What is unique about the Textile Museum of Sweden's collections is the genuine material, which represents both Swedish and, to some extent, foreign textile and ready-made clothing companies – over 150 in total. This type of relatively simple, ready-made clothing represents something quite rare in museum collections – examples of what real people wore on an everyday basis.
A large part of the Textile Museum of Sweden's fashion and dress collection is comprised of examples of fine and festive clothing. The period 1870-1920 is well-represented, with exclusive fashion garments in silk, velvet, lace and woollen broadcloth. There are clothes of a more everyday nature, primarily from the 1930s and onwards, although the museum also possesses several examples of so-called folk fashion garments from the 19th century, i.e. rural clothing inspired by current fashion and used by the peasantry in parts of the country which had no local dress tradition in particular.
The traditional folk costume material comprises both original garments from the Sjuhärad area and newly-made regional costumes from all over the country. Especially important is the large collection of original garments in a very old-fashioned traditional style from Toarp parish, which is situated east of Borås.
The collections of the Textile Museum of Sweden do not consist exclusively of garments, but contain other textile objects as well; embroideries, patchwork quilts, feather beds, cushions, tablecloths and rugs have been collected from rural environments. In addition, more modern utility textiles and products have been collected.

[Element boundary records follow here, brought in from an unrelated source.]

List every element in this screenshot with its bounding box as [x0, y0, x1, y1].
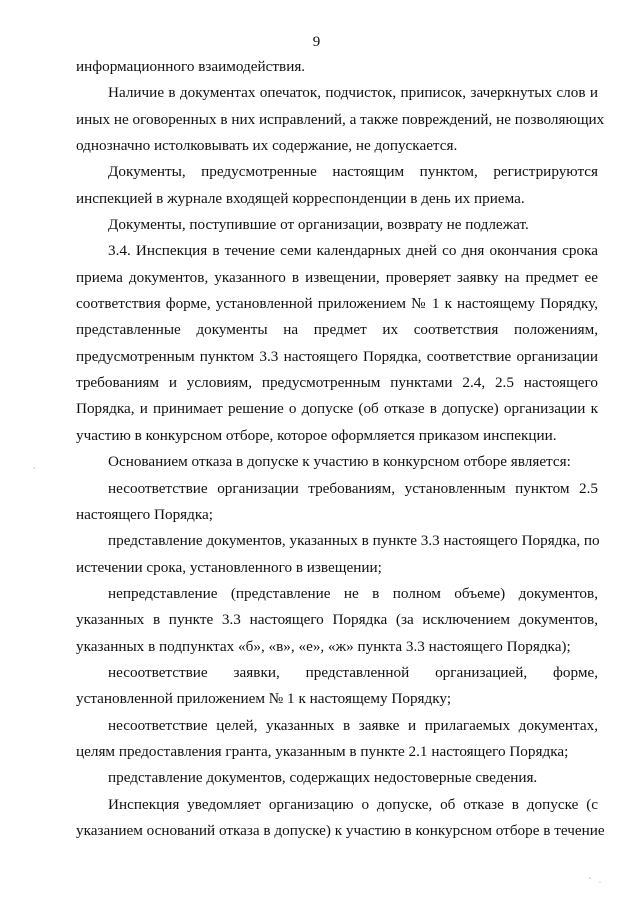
text-line: 3.4. Инспекция в течение семи календарных дней со дня окончания срока [108, 242, 598, 260]
text-line: инспекцией в журнале входящей корреспонденции в день их приема. [76, 189, 525, 207]
text-line: представление документов, содержащих недостоверные сведения. [108, 769, 538, 787]
text-line: приема документов, указанного в извещении, проверяет заявку на предмет ее [76, 268, 598, 286]
text-line: указанием оснований отказа в допуске) к участию в конкурсном отборе в течение [76, 821, 605, 839]
text-line: несоответствие целей, указанных в заявке и прилагаемых документах, [108, 716, 598, 734]
text-line: представление документов, указанных в пункте 3.3 настоящего Порядка, по [108, 532, 600, 550]
text-line: указанных в подпунктах «б», «в», «е», «ж» пункта 3.3 настоящего Порядка); [76, 637, 571, 655]
text-line: участию в конкурсном отборе, которое оформляется приказом инспекции. [76, 426, 557, 444]
text-line: Основанием отказа в допуске к участию в конкурсном отборе является: [108, 453, 571, 471]
page-number: 9 [312, 34, 321, 50]
text-line: указанных в пункте 3.3 настоящего Порядка (за исключением документов, [76, 611, 598, 629]
text-line: Документы, предусмотренные настоящим пунктом, регистрируются [108, 163, 598, 181]
text-line: истечении срока, установленного в извещении; [76, 558, 382, 576]
text-line: Документы, поступившие от организации, возврату не подлежат. [108, 216, 529, 234]
text-line: целям предоставления гранта, указанным в пункте 2.1 настоящего Порядка; [76, 742, 569, 760]
text-line: представленные документы на предмет их соответствия положениям, [76, 321, 598, 339]
text-line: информационного взаимодействия. [76, 58, 306, 75]
text-line: несоответствие организации требованиям, установленным пунктом 2.5 [108, 479, 598, 497]
text-line: иных не оговоренных в них исправлений, а также повреждений, не позволяющих [76, 110, 605, 128]
text-line: непредставление (представление не в полном объеме) документов, [108, 584, 598, 602]
text-line: предусмотренным пунктом 3.3 настоящего Порядка, соответствие организации [76, 347, 598, 365]
text-line: соответствия форме, установленной приложением № 1 к настоящему Порядку, [76, 295, 598, 313]
text-line: Наличие в документах опечаток, подчисток, приписок, зачеркнутых слов и [108, 84, 598, 102]
text-line: Инспекция уведомляет организацию о допуске, об отказе в допуске (с [108, 795, 598, 813]
text-line: однозначно истолковывать их содержание, не допускается. [76, 137, 458, 155]
text-line: несоответствие заявки, представленной организацией, форме, [108, 663, 598, 681]
text-line: Порядка, и принимает решение о допуске (об отказе в допуске) организации к [76, 400, 598, 418]
text-line: установленной приложением № 1 к настоящему Порядку; [76, 690, 452, 708]
text-line: настоящего Порядка; [76, 505, 213, 523]
text-line: требованиям и условиям, предусмотренным пунктами 2.4, 2.5 настоящего [76, 374, 598, 392]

A large part of the museums collected textiles comprises lengths of fabric with printed or woven patterns, the manufacturers of which are found primarily among the many textile companies of the Sjuhärad area. The collection is a repository of both textile pattern design and the development of textile printing technology, and spans more than a century.
Another category of objects that the museum manages is religious textiles. These include e.g. a 17th century chasuble with an applied 14th century embroidery, as well as an antependium from 1699 which was supposedly created for the consecration of the chapel at the castle of Torpa Stenhus, which is situated southeast of Borås. The museum also has a small collection of archaeological textiles from Egypt, so-called Coptic textiles.

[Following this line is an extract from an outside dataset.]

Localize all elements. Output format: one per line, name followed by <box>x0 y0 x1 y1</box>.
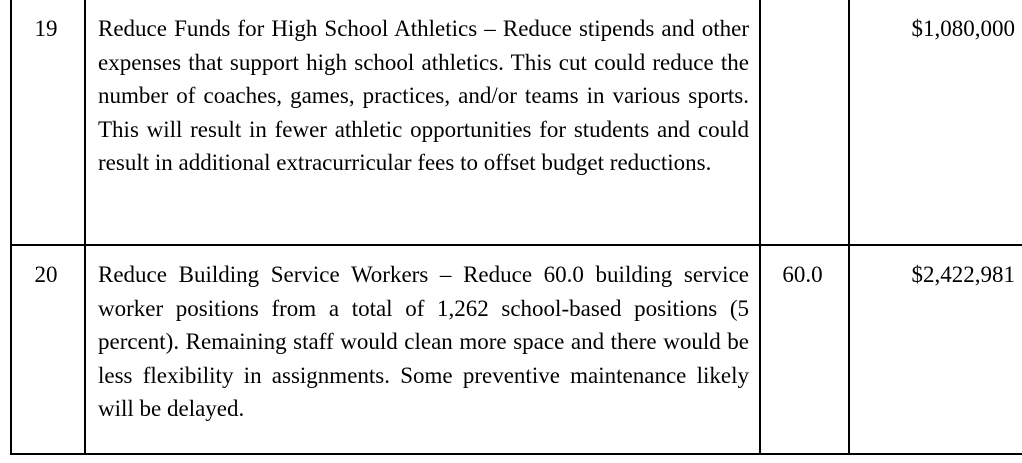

The museums collection of textile art consists of examples of textile works originating mainly from the period of the 1960s to the 1990s, and primarily by artists from or active in Western Sweden. More recently, works by the winners of the Nordic Award in Textiles have been purchased, and the collections have also been added to with examples of contemporary textile art through investment funds made available by the City of Borås.
The Textile Museum of Sweden has a great quantity of fabric samples – roughly one million individual pieces, most of which are in the form of sample books from various textile companies. In several cases, the sample books have been organised according to seasonal or yearly collections, making it possible to follow the entire output of a company from year to year.
The Textile Museum of Sweden also has a large study, or handing collection. On the whole, the study collection reflects the other collections of the museum, but its pieces may be handled in a freer manner, as they are not entered into the museums catalogue. The clothing of the study collection can be used, washed and exhibited without restrictions. In spite of – or perhaps because of – their status as non-museum objects, the pieces are an important part of the museums collections. They make it possible for visitors to try on and touch older textiles and clothes in a way that is impossible with normal museum objects.